If you have any comments or questions, please feel free to leave me a comment here.

(From their website) *Project Euler is a series of challenging mathematical/computer programming problems that will require more than just mathematical insights to solve. Although mathematics will help you arrive at elegant and efficient methods, the use of a computer and programming skills will be required to solve most problems.*

I decided to take a crack or two at these, even though a trillion people have done these before me (32,022 registered answers as of the time that I’m writing this). My goal is to try to do this in whatever way occurs to me at first, and then to try to solve the problem using some new technique. Over the course of solving these problems, I want to try to dig a little into F#, Ruby, C# 3.0, or whatever seems like it might be cool 🙂

Today, I attack Problem One. I’ve included the answer in the comments, so don’t read on if you don’t want to know.

namespace ProjectEuler
{
///
/// Problem 1
/// 05 October 2001
/// If we list all the natural numbers below 10
/// that are multiples of 3 or 5, we get 3, 5, 6
/// and 9. The sum of these multiples is 23.
///
/// Find the sum of all the multiples of 3 or 5 below 1000.
///
/// The answer is 233168
///
public class Problem1
{
public int SolveProblem()
{
int answer = 0;
for (int i = 1; i < 1000; i++)
{
if (IsMultipleOfThreeOrFive(i))
{
answer += i;
}
}
return answer;
}
public static bool IsMultipleOfThreeOrFive(int number)
{
return (((number % 3) == 0) || ((number % 5) == 0));
}
}
}

Okay, that was a snoozefest.

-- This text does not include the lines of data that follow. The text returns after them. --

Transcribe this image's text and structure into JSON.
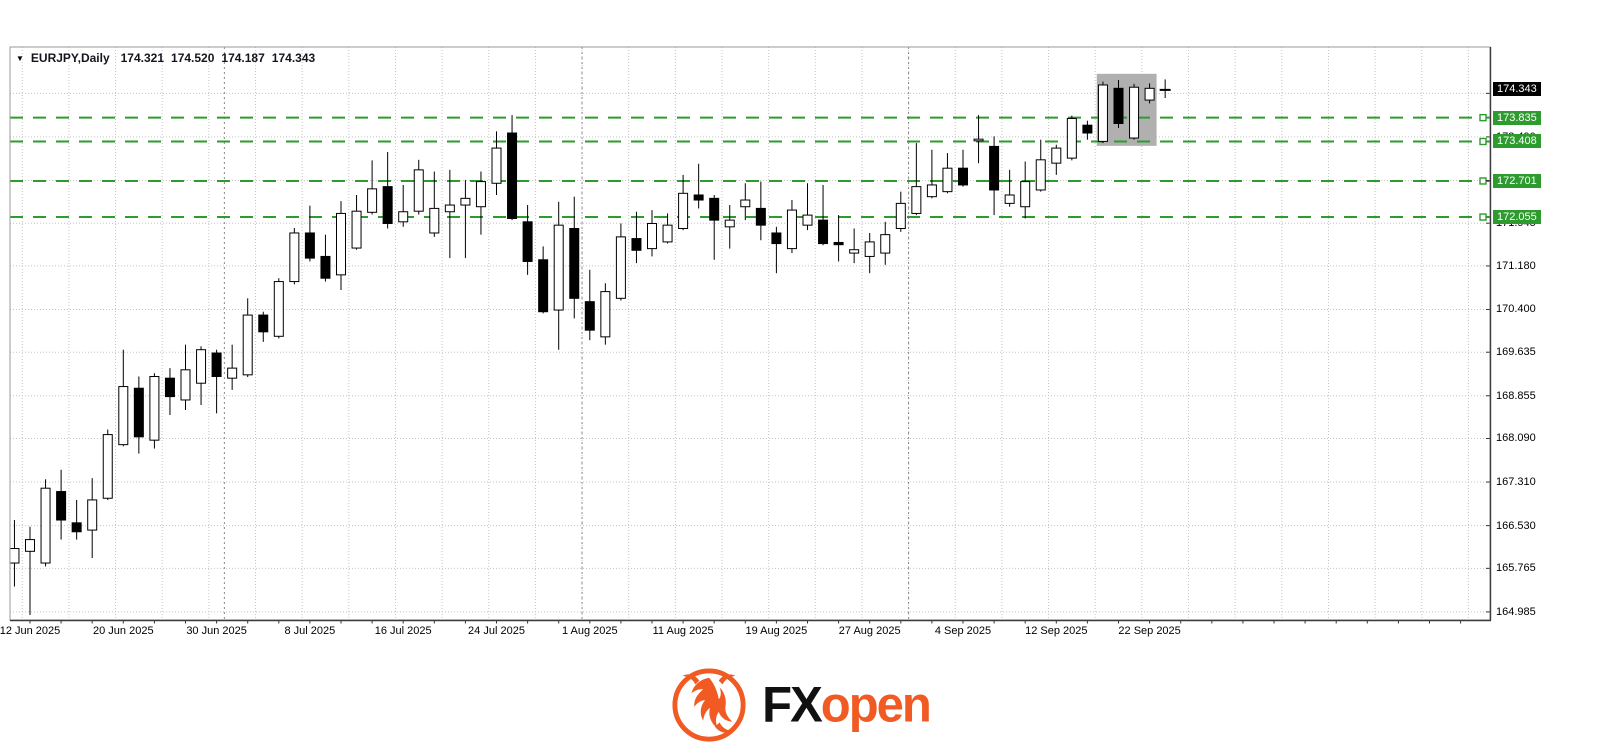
{
  "window": {
    "symbol_period": "EURJPY,Daily",
    "ohlc": {
      "open": "174.321",
      "high": "174.520",
      "low": "174.187",
      "close": "174.343"
    }
  },
  "chart_data": {
    "type": "candlestick",
    "title": "EURJPY,Daily",
    "symbol": "EURJPY",
    "timeframe": "Daily",
    "ylim": [
      164.84,
      175.1
    ],
    "grid": true,
    "y_ticks": [
      "174.270",
      "173.490",
      "172.710",
      "171.945",
      "171.180",
      "170.400",
      "169.635",
      "168.855",
      "168.090",
      "167.310",
      "166.530",
      "165.765",
      "164.985"
    ],
    "x_tick_labels": [
      {
        "label": "12 Jun 2025",
        "index": 1
      },
      {
        "label": "20 Jun 2025",
        "index": 7
      },
      {
        "label": "30 Jun 2025",
        "index": 13
      },
      {
        "label": "8 Jul 2025",
        "index": 19
      },
      {
        "label": "16 Jul 2025",
        "index": 25
      },
      {
        "label": "24 Jul 2025",
        "index": 31
      },
      {
        "label": "1 Aug 2025",
        "index": 37
      },
      {
        "label": "11 Aug 2025",
        "index": 43
      },
      {
        "label": "19 Aug 2025",
        "index": 49
      },
      {
        "label": "27 Aug 2025",
        "index": 55
      },
      {
        "label": "4 Sep 2025",
        "index": 61
      },
      {
        "label": "12 Sep 2025",
        "index": 67
      },
      {
        "label": "22 Sep 2025",
        "index": 73
      }
    ],
    "month_separators_before_index": [
      14,
      37,
      58
    ],
    "current_price": {
      "value": 174.343,
      "label": "174.343"
    },
    "horizontal_lines": [
      {
        "value": 173.835,
        "label": "173.835"
      },
      {
        "value": 173.408,
        "label": "173.408"
      },
      {
        "value": 172.701,
        "label": "172.701"
      },
      {
        "value": 172.055,
        "label": "172.055"
      }
    ],
    "highlight_box": {
      "from_index": 69.6,
      "to_index": 73.45,
      "price_top": 174.62,
      "price_bottom": 173.33
    },
    "candles_columns": [
      "date",
      "open",
      "high",
      "low",
      "close"
    ],
    "candles": [
      [
        "11 Jun 2025",
        165.86,
        166.63,
        165.44,
        166.12
      ],
      [
        "12 Jun 2025",
        166.07,
        166.51,
        164.93,
        166.28
      ],
      [
        "13 Jun 2025",
        165.86,
        167.36,
        165.8,
        167.2
      ],
      [
        "16 Jun 2025",
        167.14,
        167.53,
        166.28,
        166.63
      ],
      [
        "17 Jun 2025",
        166.58,
        166.99,
        166.28,
        166.42
      ],
      [
        "18 Jun 2025",
        166.45,
        167.38,
        165.95,
        166.99
      ],
      [
        "19 Jun 2025",
        167.02,
        168.25,
        166.99,
        168.16
      ],
      [
        "20 Jun 2025",
        167.98,
        169.68,
        167.95,
        169.02
      ],
      [
        "23 Jun 2025",
        168.99,
        169.2,
        167.82,
        168.12
      ],
      [
        "24 Jun 2025",
        168.06,
        169.26,
        167.91,
        169.2
      ],
      [
        "25 Jun 2025",
        169.17,
        169.35,
        168.51,
        168.84
      ],
      [
        "26 Jun 2025",
        168.78,
        169.77,
        168.6,
        169.32
      ],
      [
        "27 Jun 2025",
        169.08,
        169.74,
        168.69,
        169.68
      ],
      [
        "30 Jun 2025",
        169.62,
        169.68,
        168.54,
        169.2
      ],
      [
        "1 Jul 2025",
        169.17,
        169.77,
        168.96,
        169.35
      ],
      [
        "2 Jul 2025",
        169.23,
        170.6,
        169.19,
        170.3
      ],
      [
        "3 Jul 2025",
        170.3,
        170.36,
        169.82,
        170.0
      ],
      [
        "4 Jul 2025",
        169.92,
        170.96,
        169.88,
        170.9
      ],
      [
        "7 Jul 2025",
        170.9,
        171.86,
        170.85,
        171.77
      ],
      [
        "8 Jul 2025",
        171.77,
        172.26,
        171.26,
        171.32
      ],
      [
        "9 Jul 2025",
        171.35,
        171.74,
        170.9,
        170.96
      ],
      [
        "10 Jul 2025",
        171.02,
        172.34,
        170.75,
        172.12
      ],
      [
        "11 Jul 2025",
        171.5,
        172.45,
        171.47,
        172.16
      ],
      [
        "14 Jul 2025",
        172.14,
        173.07,
        172.1,
        172.56
      ],
      [
        "15 Jul 2025",
        172.6,
        173.22,
        171.85,
        171.94
      ],
      [
        "16 Jul 2025",
        171.97,
        172.63,
        171.88,
        172.15
      ],
      [
        "17 Jul 2025",
        172.16,
        173.08,
        172.1,
        172.9
      ],
      [
        "18 Jul 2025",
        171.77,
        172.87,
        171.7,
        172.21
      ],
      [
        "21 Jul 2025",
        172.15,
        172.9,
        171.32,
        172.27
      ],
      [
        "22 Jul 2025",
        172.27,
        172.72,
        171.32,
        172.39
      ],
      [
        "23 Jul 2025",
        172.24,
        172.87,
        171.74,
        172.69
      ],
      [
        "24 Jul 2025",
        172.66,
        173.59,
        172.45,
        173.29
      ],
      [
        "25 Jul 2025",
        173.56,
        173.88,
        172.0,
        172.03
      ],
      [
        "28 Jul 2025",
        171.97,
        172.27,
        171.02,
        171.26
      ],
      [
        "29 Jul 2025",
        171.29,
        171.53,
        170.33,
        170.36
      ],
      [
        "30 Jul 2025",
        170.39,
        172.33,
        169.68,
        171.91
      ],
      [
        "31 Jul 2025",
        171.85,
        172.42,
        170.24,
        170.6
      ],
      [
        "1 Aug 2025",
        170.54,
        171.11,
        169.85,
        170.03
      ],
      [
        "4 Aug 2025",
        169.91,
        170.87,
        169.77,
        170.72
      ],
      [
        "5 Aug 2025",
        170.6,
        171.94,
        170.56,
        171.7
      ],
      [
        "6 Aug 2025",
        171.67,
        172.15,
        171.23,
        171.46
      ],
      [
        "7 Aug 2025",
        171.49,
        172.18,
        171.35,
        171.94
      ],
      [
        "8 Aug 2025",
        171.61,
        172.12,
        171.58,
        171.91
      ],
      [
        "11 Aug 2025",
        171.85,
        172.81,
        171.82,
        172.48
      ],
      [
        "12 Aug 2025",
        172.45,
        173.01,
        172.21,
        172.36
      ],
      [
        "13 Aug 2025",
        172.39,
        172.45,
        171.29,
        172.0
      ],
      [
        "14 Aug 2025",
        171.88,
        172.27,
        171.49,
        172.0
      ],
      [
        "15 Aug 2025",
        172.24,
        172.66,
        172.0,
        172.36
      ],
      [
        "18 Aug 2025",
        172.21,
        172.69,
        171.64,
        171.91
      ],
      [
        "19 Aug 2025",
        171.77,
        171.88,
        171.05,
        171.58
      ],
      [
        "20 Aug 2025",
        171.49,
        172.36,
        171.41,
        172.18
      ],
      [
        "21 Aug 2025",
        171.91,
        172.66,
        171.82,
        172.09
      ],
      [
        "22 Aug 2025",
        172.0,
        172.63,
        171.55,
        171.58
      ],
      [
        "25 Aug 2025",
        171.6,
        172.09,
        171.26,
        171.56
      ],
      [
        "26 Aug 2025",
        171.41,
        171.85,
        171.23,
        171.47
      ],
      [
        "27 Aug 2025",
        171.35,
        171.77,
        171.05,
        171.61
      ],
      [
        "28 Aug 2025",
        171.41,
        171.97,
        171.2,
        171.74
      ],
      [
        "29 Aug 2025",
        171.85,
        172.51,
        171.79,
        172.3
      ],
      [
        "1 Sep 2025",
        172.12,
        173.38,
        172.09,
        172.6
      ],
      [
        "2 Sep 2025",
        172.42,
        173.26,
        172.39,
        172.63
      ],
      [
        "3 Sep 2025",
        172.51,
        173.2,
        172.48,
        172.93
      ],
      [
        "4 Sep 2025",
        172.93,
        173.26,
        172.6,
        172.63
      ],
      [
        "5 Sep 2025",
        173.42,
        173.88,
        173.02,
        173.45
      ],
      [
        "8 Sep 2025",
        173.32,
        173.5,
        172.09,
        172.54
      ],
      [
        "9 Sep 2025",
        172.3,
        172.9,
        172.24,
        172.45
      ],
      [
        "10 Sep 2025",
        172.24,
        173.05,
        172.03,
        172.69
      ],
      [
        "11 Sep 2025",
        172.54,
        173.44,
        172.51,
        173.08
      ],
      [
        "12 Sep 2025",
        173.02,
        173.35,
        172.81,
        173.29
      ],
      [
        "15 Sep 2025",
        173.11,
        173.87,
        173.07,
        173.82
      ],
      [
        "16 Sep 2025",
        173.7,
        173.78,
        173.44,
        173.56
      ],
      [
        "17 Sep 2025",
        173.41,
        174.48,
        173.38,
        174.42
      ],
      [
        "18 Sep 2025",
        174.36,
        174.51,
        173.65,
        173.73
      ],
      [
        "19 Sep 2025",
        173.47,
        174.44,
        173.44,
        174.38
      ],
      [
        "22 Sep 2025",
        174.15,
        174.45,
        174.09,
        174.36
      ],
      [
        "23 Sep 2025",
        174.321,
        174.52,
        174.187,
        174.343
      ]
    ]
  },
  "branding": {
    "fx": "FX",
    "open": "open"
  },
  "colors": {
    "bull": "#ffffff",
    "bear": "#000000",
    "outline": "#000000",
    "grid": "#c4c4c4",
    "month_separator": "#8a8a8a",
    "green_line": "#2E9B2E",
    "current_price_label_bg": "#000000",
    "sr_label_bg": "#2E9B2E",
    "highlight_box": "#b0b0b0",
    "brand_orange": "#F15A22",
    "text": "#111111"
  }
}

I was reading in the Pro LINQ book (the one that gave me this post) and I found Enumerable.Range. Do the wonders of LINQ never cease? Enumerable.Range will generate a range of numbers for you so that you don't have to do a loop. Then, you could use that range to then perform a lambda on (the divisible by 3 or 5 check) and then just sum the remaining list. It turns out that this kind of thing is *exactly* what LINQ will just knock out for you. Check the resulting code.

using System.Linq;
namespace ProjectEuler
{
///
/// Problem 1
/// 05 October 2001
/// If we list all the natural numbers below 10
/// that are multiples of 3 or 5, we get 3, 5, 6
/// and 9. The sum of these multiples is 23.
///
/// Find the sum of all the multiples of 3 or 5 below 1000.
///
/// The answer is 233168
///
public class Problem1
{
public int SolveProblem()
{
var problemSet = from i in
Enumerable.Range(1, 999)
where (((i % 3).Equals(0)) || ((i % 5).Equals(0)))
select i;
return problemSet.Sum();
}
}
}

Same answer? Check. Learned and used something new in the process? Check. Looks like I win the nerd prize!